Que se passe-t-il au parti de Da L’Hocine?
D.R

Les événements s’accélèrent à un rythme que l’on ne puisse deviner ce qui se passe au juste au sein du Front des forces socialistes (FFS).

Une situation pratiquement anormale s’installe dans le vieux parti de l’opposition. En effet, quelques heures seulement après l’exclusion de Rachid Halit, voici l’ancien premier secrétaire du parti, Ahmed Bettatache décide lui de jeter l’éponge, sachant que l’actuel premier secrétaire du parti, Abdelmalek Bouchafa a nié l’existence de problèmes d’ordre organisationnel.

Ces événements surviennent quarante-huit heures après l’annonce de la participation du FFS aux prochaines élections législatives prévues le printemps prochain. 

La démission de la figure charismatique connue pour son sérénité et son équilibre, en l’occurrence le député de Bouira, devrait susciter moult interrogations. 

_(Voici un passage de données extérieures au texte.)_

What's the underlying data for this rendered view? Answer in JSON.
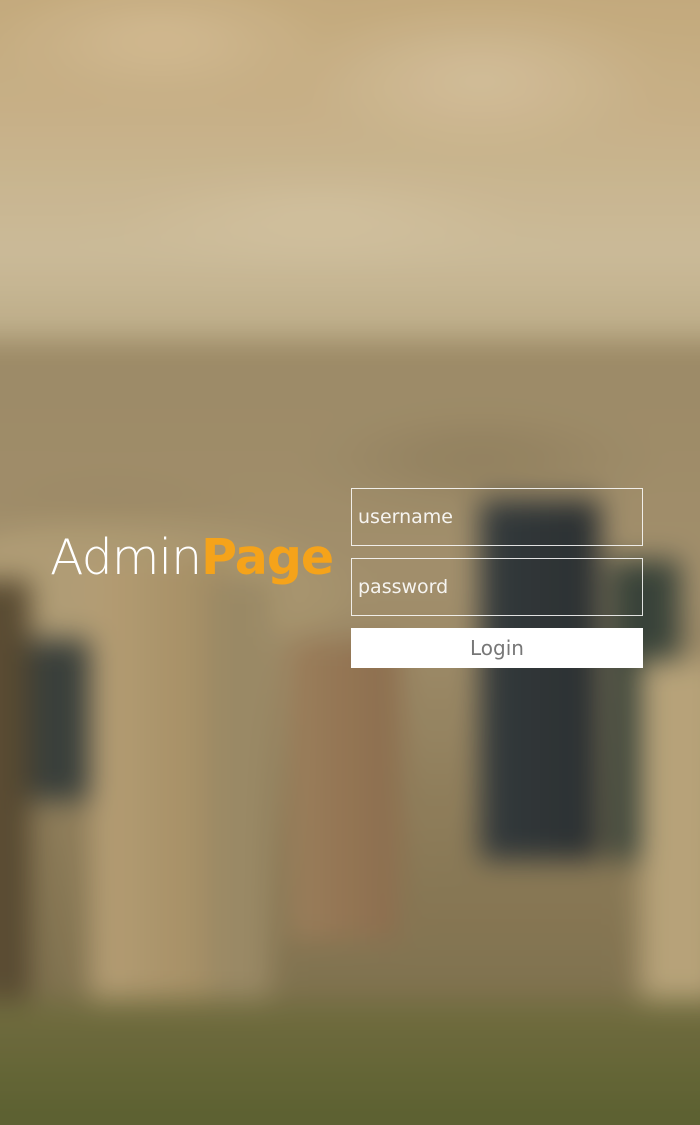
{
  "brand": {
    "part1": "Admin",
    "part2": "Page",
    "accent_color": "#f5a31a"
  },
  "login_form": {
    "username_placeholder": "username",
    "password_placeholder": "password",
    "submit_label": "Login"
  },
  "background": {
    "description_icon": "blurred-city-skyline-image"
  }
}
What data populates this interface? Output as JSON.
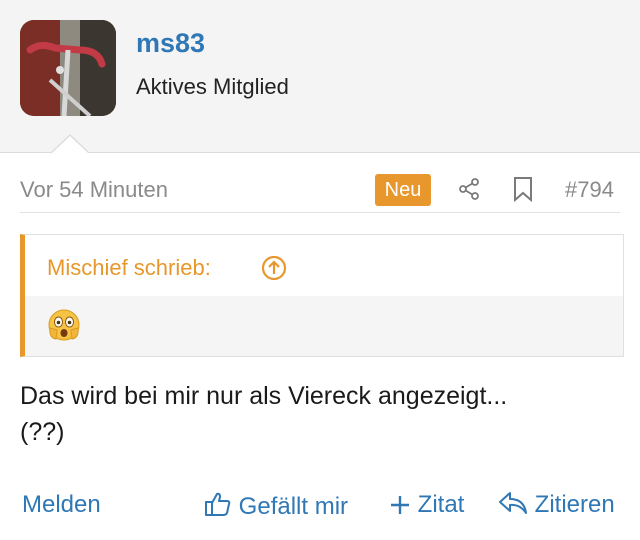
{
  "user": {
    "name": "ms83",
    "title": "Aktives Mitglied"
  },
  "post": {
    "time": "Vor 54 Minuten",
    "badge": "Neu",
    "number": "#794",
    "quote": {
      "author_line": "Mischief schrieb:",
      "emoji": "shocked-emoji"
    },
    "message_line1": "Das wird bei mir nur als Viereck angezeigt...",
    "message_line2": "(??)"
  },
  "actions": {
    "report": "Melden",
    "like": "Gefällt mir",
    "quote": "Zitat",
    "reply": "Zitieren"
  },
  "colors": {
    "link": "#2f77b5",
    "accent": "#e8972c",
    "muted": "#8a8a8a"
  },
  "icons": [
    "share-icon",
    "bookmark-icon",
    "arrow-up-circle-icon",
    "thumbs-up-icon",
    "plus-icon",
    "reply-icon"
  ]
}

Force est de souligner que Bettatache n’a ni affirmé ni infirmé l’information. 

Selon une source, qui a requis l’anonymat, la direction actuelle du FFS serait sur le point de se démarquer des vielles positions vis-à-vis du pouvoir, ce qui nécessite des hommes ayant la conviction de défendre cette nouvelle orientation.

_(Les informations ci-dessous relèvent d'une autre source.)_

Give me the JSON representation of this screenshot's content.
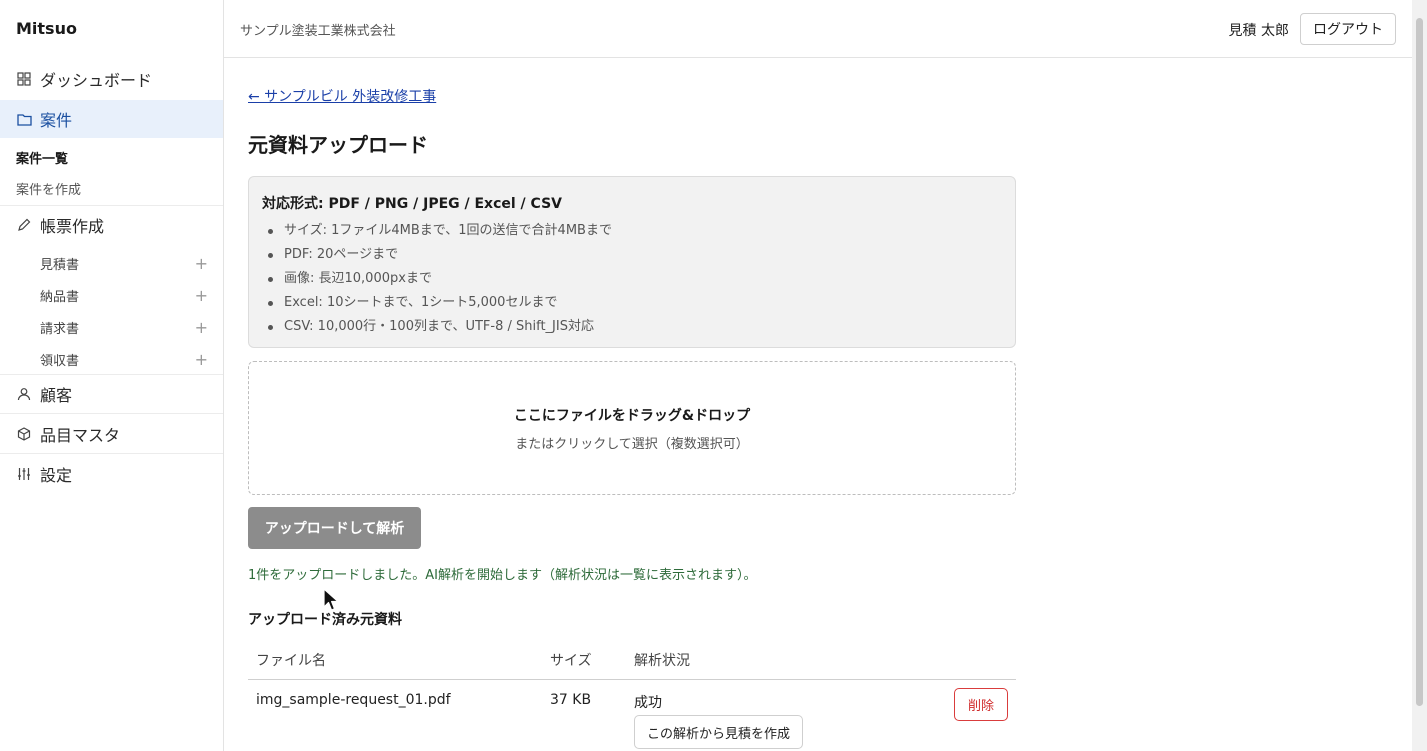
{
  "brand": "Mitsuo",
  "sidebar": {
    "items": [
      {
        "label": "ダッシュボード",
        "icon": "grid-icon"
      },
      {
        "label": "案件",
        "icon": "folder-icon"
      },
      {
        "label": "帳票作成",
        "icon": "pencil-icon"
      },
      {
        "label": "顧客",
        "icon": "user-icon"
      },
      {
        "label": "品目マスタ",
        "icon": "box-icon"
      },
      {
        "label": "設定",
        "icon": "sliders-icon"
      }
    ],
    "project_sub": [
      {
        "label": "案件一覧"
      },
      {
        "label": "案件を作成"
      }
    ],
    "forms": [
      {
        "label": "見積書",
        "action": "+"
      },
      {
        "label": "納品書",
        "action": "+"
      },
      {
        "label": "請求書",
        "action": "+"
      },
      {
        "label": "領収書",
        "action": "+"
      }
    ]
  },
  "header": {
    "company": "サンプル塗装工業株式会社",
    "user": "見積 太郎",
    "logout_label": "ログアウト"
  },
  "main": {
    "back_link": "← サンプルビル 外装改修工事",
    "title": "元資料アップロード",
    "formats_title": "対応形式: PDF / PNG / JPEG / Excel / CSV",
    "formats": [
      "サイズ: 1ファイル4MBまで、1回の送信で合計4MBまで",
      "PDF: 20ページまで",
      "画像: 長辺10,000pxまで",
      "Excel: 10シートまで、1シート5,000セルまで",
      "CSV: 10,000行・100列まで、UTF-8 / Shift_JIS対応"
    ],
    "dropzone_main": "ここにファイルをドラッグ&ドロップ",
    "dropzone_sub": "またはクリックして選択（複数選択可）",
    "upload_label": "アップロードして解析",
    "success_message": "1件をアップロードしました。AI解析を開始します（解析状況は一覧に表示されます）。",
    "uploaded_title": "アップロード済み元資料",
    "table": {
      "headers": [
        "ファイル名",
        "サイズ",
        "解析状況"
      ],
      "rows": [
        {
          "filename": "img_sample-request_01.pdf",
          "size": "37 KB",
          "status": "成功",
          "create_label": "この解析から見積を作成",
          "delete_label": "削除"
        }
      ]
    }
  },
  "colors": {
    "accent": "#1a4fa0",
    "active_bg": "#e8f0fb",
    "success": "#2e6b3a",
    "danger": "#d02b2b",
    "disabled_button": "#8c8c8c"
  }
}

 Une nouvelle tendance qui aurait pour but de jeter des passerelles entre le parti et le pouvoir, d’autant plus que cette démarche ne date pas d’aujourd’hui, mais remonte à 2011, lorsque la direction du parti avait changé son attitude sur nombre de questions nationales, ce qui lui aurait valu de remporter 26 sièges lors des législatives de 2012.

La décision de participation aux législatives, prise à l’unanimité, reste un événement sans précédent, dont certaines sources ont estimé que même du temps du père fondateur du FFS, feu Hocine Aït Ahmed, les décisions n’étaient pas prises unanimement. 

 Les Algériens se disent étonnés par l’absence de réactions du FFS vis-à-vis tant de questions nationales, entre autres le quatrième mandat du président Bouteflika, en laissant comprendre qu’il n’est « ni pour, ni contre!».

Compte tenu de ces développements, des observateurs attendent d’ores et déjà ce qui sera décidé au lendemain des législatives de 2017, et si le vieux parti de l’opposition ne décidera pas enfin de participer au prochain gouvernement!